2. La société Taxis Mario a déféré à la cour d'appel l'ordonnance du conseiller de la mise en état ayant rejeté l'incident de caducité qu'elle avait soulevé, tiré de ce que le dispositif des premières conclusions de l'appelante ne contenait aucune demande d'infirmation du jugement du conseil de prud'hommes, de sorte qu'elles ne satisfaisaient pas aux exigences de l'article 908 du code de procédure civile.

Examen du moyen

Sur le moyen, pris en sa cinquième branche

Enoncé du moyen

3. Mme [L] fait grief à l'arrêt de déclarer caduc l'appel du 28 juillet 2017, alors « qu'aux termes de l'article 6§1 de la convention européenne de sauvegarde des droits de l'Homme, « Toute personne a droit à ce que sa cause soit entendue équitablement, publiquement et dans un délai raisonnable, par un tribunal indépendant et impartial, établi par la loi, qui décidera soit des contestations sur ses droits et obligations de caractère civil, soit du bien-fondé de toute accusation en matière pénale dirigée contre elle » ; qu'il résulte d'un arrêt du 17 septembre 2020 de la Cour de cassation que lorsque l'appelant ne demande dans le dispositif de ses conclusions ni l'infirmation ni l'annulation du jugement, la cour d'appel ne peut que confirmer le jugement ; que cependant, l'application immédiate de cette règle de procédure, qui résulte de l'interprétation nouvelle d'une disposition au regard de la réforme de la procédure d'appel avec représentation obligatoire issue du décret n° 2017-891 du 6 mai 2017 et qui n'a jamais été affirmée par la Cour de cassation dans un arrêt publié, dans les instances introduites par une déclaration d'appel antérieure à la date du présent arrêt, aboutirait à priver les appelants du droit à un procès équitable ; que dès lors, ne saurait être prononcée la caducité d'une déclaration d'appel antérieure au 17 septembre 2020, au motif que l'appelant ne demande dans le dispositif de ses conclusions ni l'infirmation ni l'annulation du jugement, dès lors que la caducité de l'instance, qui prive le justiciable de tout recours, y compris en cassation, prive a fortiori l'appelante du droit à un procès équitable ; qu'il en résulte que la cour d'appel, en décidant que l'appel était caduc dès lors que les conclusions d'appelant ne comportait aucune formule indiquant qu'elle sollicitait l'infirmation ou la réformation de la décision critiquée, a violé les articles 542 et 954 du code de procédure civile, ensemble l'article 6§1 de la Convention européenne de sauvegarde des droits de l'Homme. »

Réponse de la Cour

Vu les articles 542, 908 et 954 du code de procédure civile et 6, § 1, de la Convention de sauvegarde des droits de l'homme et des libertés fondamentales :

4. L'objet du litige devant la cour d'appel étant déterminé par les prétentions des parties, le respect de l'obligation faite à l'appelant de conclure conformément à l'article 908 s'apprécie nécessairement en considération des prescriptions de l'article 954.

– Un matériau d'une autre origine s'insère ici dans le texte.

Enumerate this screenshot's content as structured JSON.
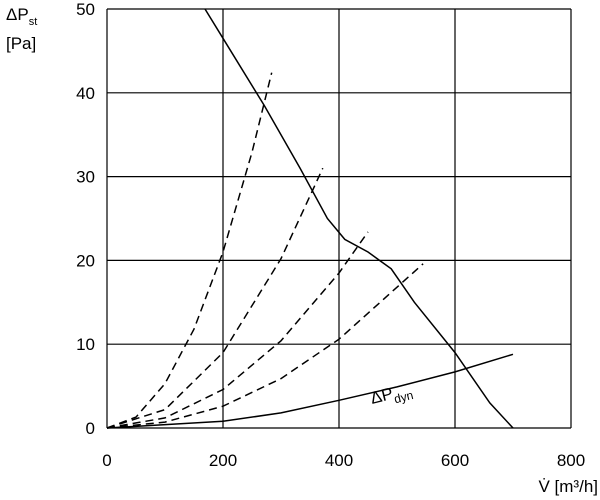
{
  "chart_data": {
    "type": "line",
    "y_label": {
      "main": "ΔP",
      "sub": "st",
      "unit": "[Pa]"
    },
    "x_label": "V̇ [m³/h]",
    "annotation": {
      "main": "ΔP",
      "sub": "dyn"
    },
    "xlim": [
      0,
      800
    ],
    "xticks": [
      0,
      200,
      400,
      600,
      800
    ],
    "ylim": [
      0,
      50
    ],
    "yticks": [
      0,
      10,
      20,
      30,
      40,
      50
    ],
    "grid": true,
    "series": [
      {
        "color": "#000000",
        "style": "solid",
        "x": [
          169,
          200,
          271,
          333,
          380,
          410,
          450,
          490,
          530,
          600,
          660,
          700
        ],
        "values": [
          50,
          46.5,
          38.5,
          31,
          25,
          22.5,
          21,
          19,
          15,
          9,
          3,
          0
        ]
      },
      {
        "color": "#000000",
        "style": "solid",
        "x": [
          0,
          200,
          300,
          400,
          500,
          600,
          700
        ],
        "values": [
          0,
          0.8,
          1.8,
          3.3,
          4.9,
          6.7,
          8.8
        ]
      },
      {
        "color": "#000000",
        "style": "dashed",
        "x": [
          0,
          50,
          100,
          150,
          200,
          250,
          284
        ],
        "values": [
          0,
          1.3,
          5.3,
          11.8,
          21.0,
          32.9,
          42.4
        ]
      },
      {
        "color": "#000000",
        "style": "dashed",
        "x": [
          0,
          100,
          200,
          300,
          372
        ],
        "values": [
          0,
          2.2,
          9.0,
          20.2,
          31
        ]
      },
      {
        "color": "#000000",
        "style": "dashed",
        "x": [
          0,
          100,
          200,
          300,
          400,
          450
        ],
        "values": [
          0,
          1.2,
          4.6,
          10.4,
          18.5,
          23.4
        ]
      },
      {
        "color": "#000000",
        "style": "dashed",
        "x": [
          0,
          100,
          200,
          300,
          400,
          545
        ],
        "values": [
          0,
          0.7,
          2.6,
          5.9,
          10.6,
          19.6
        ]
      }
    ]
  }
}
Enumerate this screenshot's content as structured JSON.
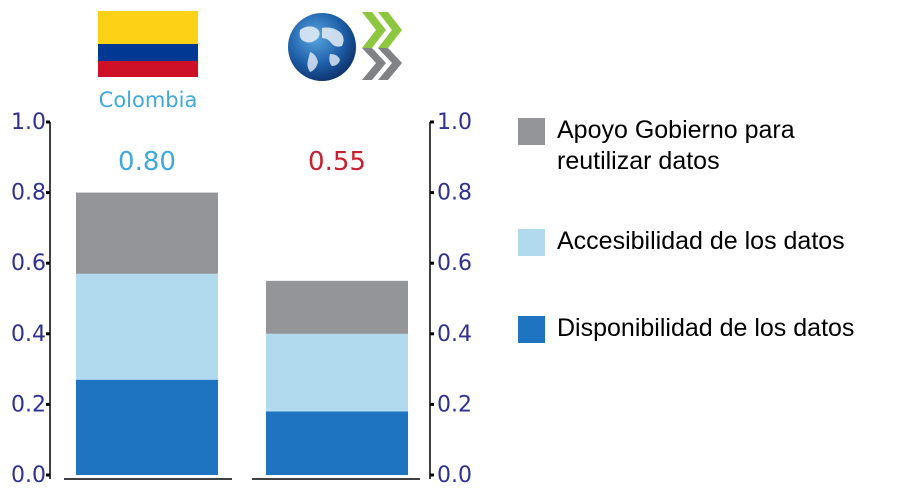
{
  "chart_data": {
    "type": "bar",
    "stacked": true,
    "categories": [
      "Colombia",
      ""
    ],
    "category_logos": [
      "colombia-flag",
      "oecd-logo"
    ],
    "series": [
      {
        "name": "Disponibilidad de los datos",
        "values": [
          0.27,
          0.18
        ],
        "color": "#1f74c1"
      },
      {
        "name": "Accesibilidad de los datos",
        "values": [
          0.3,
          0.22
        ],
        "color": "#b1daee"
      },
      {
        "name": "Apoyo Gobierno para reutilizar datos",
        "values": [
          0.23,
          0.15
        ],
        "color": "#939598"
      }
    ],
    "totals": [
      "0.80",
      "0.55"
    ],
    "total_colors": [
      "#3fa9dc",
      "#c8202f"
    ],
    "country_label_color": "#3fa9dc",
    "ylim": [
      0,
      1.0
    ],
    "yticks": [
      "0.0",
      "0.2",
      "0.4",
      "0.6",
      "0.8",
      "1.0"
    ],
    "axis_color": "#2e3192",
    "grid": false,
    "legend": {
      "position": "right",
      "items": [
        {
          "lines": [
            "Apoyo Gobierno para",
            "reutilizar datos"
          ],
          "color": "#939598"
        },
        {
          "lines": [
            "Accesibilidad de los datos"
          ],
          "color": "#b1daee"
        },
        {
          "lines": [
            "Disponibilidad de los datos"
          ],
          "color": "#1f74c1"
        }
      ]
    },
    "title": "",
    "xlabel": "",
    "ylabel": ""
  }
}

5. Il résulte de ce dernier texte, en son deuxième alinéa, que le dispositif des conclusions de l'appelant remises dans le délai de l'article 908 doit comporter une prétention sollicitant expressément l'infirmation ou l'annulation du jugement frappé d'appel.

6. À défaut, en application de l'article 908, la déclaration d'appel est caduque ou, conformément à l'article 954, alinéa 3, la cour d'appel ne statuant que sur les prétentions énoncées au dispositif, ne peut que confirmer le jugement.

7. Ainsi, l'appelant doit dans le dispositif de ses conclusions mentionner qu'il demande l'infirmation des chefs du dispositif du jugement dont il recherche l'anéantissement, ou l'annulation du jugement.

En cas de non-respect de cette règle, la cour d'appel ne peut que confirmer le jugement, sauf la faculté qui lui est reconnue de relever d'office la caducité de l'appel. Lorsque l'incident est soulevé par une partie, ou relevé d'office par le conseiller de la mise en état, ce dernier, ou le cas échéant la cour d'appel statuant sur déféré, prononce la caducité de la déclaration d'appel si les conditions en sont réunies (2e Civ., 4 novembre 2021, pourvoi n° 20-15-766, publié).

8. Cette obligation de mentionner expressément la demande d'infirmation ou d'annulation du jugement, affirmée pour la première fois par un arrêt publié (2e Civ., 17 septembre 2020, pourvoi n° 18-23.626, publié), fait peser sur les parties une charge procédurale nouvelle. Son application immédiate dans les instances introduites par une déclaration d'appel antérieure à la date de cet arrêt, aboutirait à priver les appelants du droit à un procès équitable.

9. Pour déclarer caduque la déclaration d'appel, l'arrêt retient que le dispositif des conclusions, déposées dans le délai de trois mois suivant la déclaration d'appel par Mme [L], énonce diverses demandes mais ne comporte aucune formule indiquant qu'elle sollicite l'infirmation ou la réformation de la décision critiquée.

10. En statuant ainsi, la cour d'appel a donné une portée aux articles 542, 908 et 954 du code de procédure civile qui, pour être conforme à l'état du droit applicable depuis le 17 septembre 2020, n'était pas prévisible pour les parties à la date à laquelle il a été relevé appel, soit le 28 juillet 2017, l'application de cette règle de procédure, qui instaure une charge procédurale nouvelle dans l'instance en cours, aboutissant à priver Mme [L] d'un procès équitable au sens de l'article 6, § 1, de la Convention de sauvegarde des droits de l'homme et des libertés fondamentales.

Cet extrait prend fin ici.